Production runs in the DR site for whatever period you have chosen before returning to the primary site at your most convenient time. During this period, your production site is performing as the DR until the next switch-over.

Updates happened to the production running in the DR site is kept and replicated back to the primary site.

Disaster recovery test frequency

DR test frequency depends on many factors, but in general you should have a DR test at least once per year. This is the bare minimum frequency that is accepted by auditors to prove your ability to recover.

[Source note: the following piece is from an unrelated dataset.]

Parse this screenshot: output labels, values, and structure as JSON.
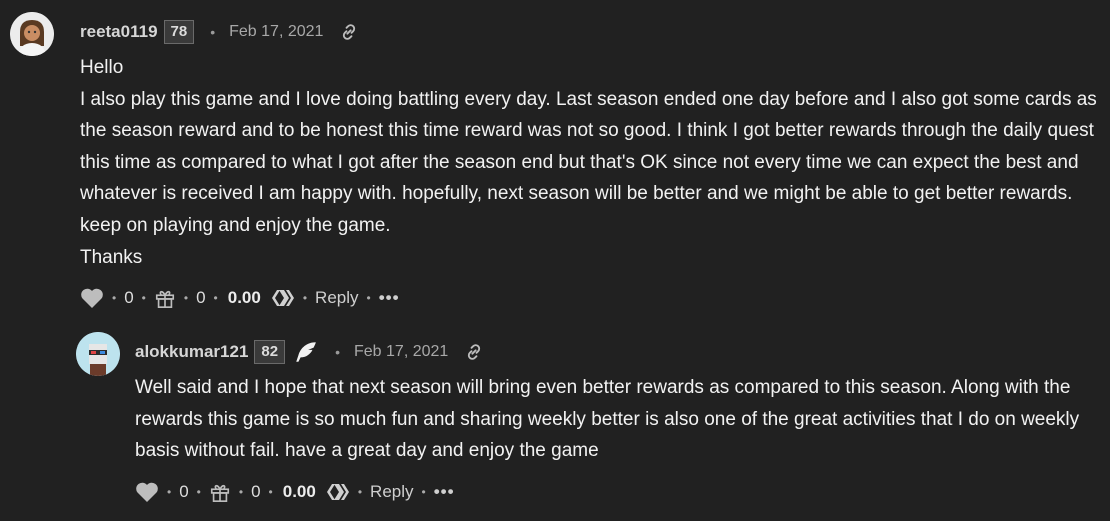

In setting the frequency though, you should increase this base minimum to a level depending on multiple elements specific of the cloud, such as:

How dynamic is your production environment
The more your production environment is dynamic, the more you need to exercise a DR test to verify that changes introduced didn’t affect your ability to recover.
How dynamic is your infrastructure
As an example, if you have chosen to provision some of the DR resources on demand, you should consider that you have no control on the type of resources or technologies that you will find at the time of a disaster. In fact, changes in the underlying technologies (for example, the servers), configurations (for example, network topologies), or service levels (for example, time to provision new resources) from your last test. So, it is recommended to increase the testing frequency in such a case, especially if you believe that your applications might be sensitive to the underlying infrastructure technology.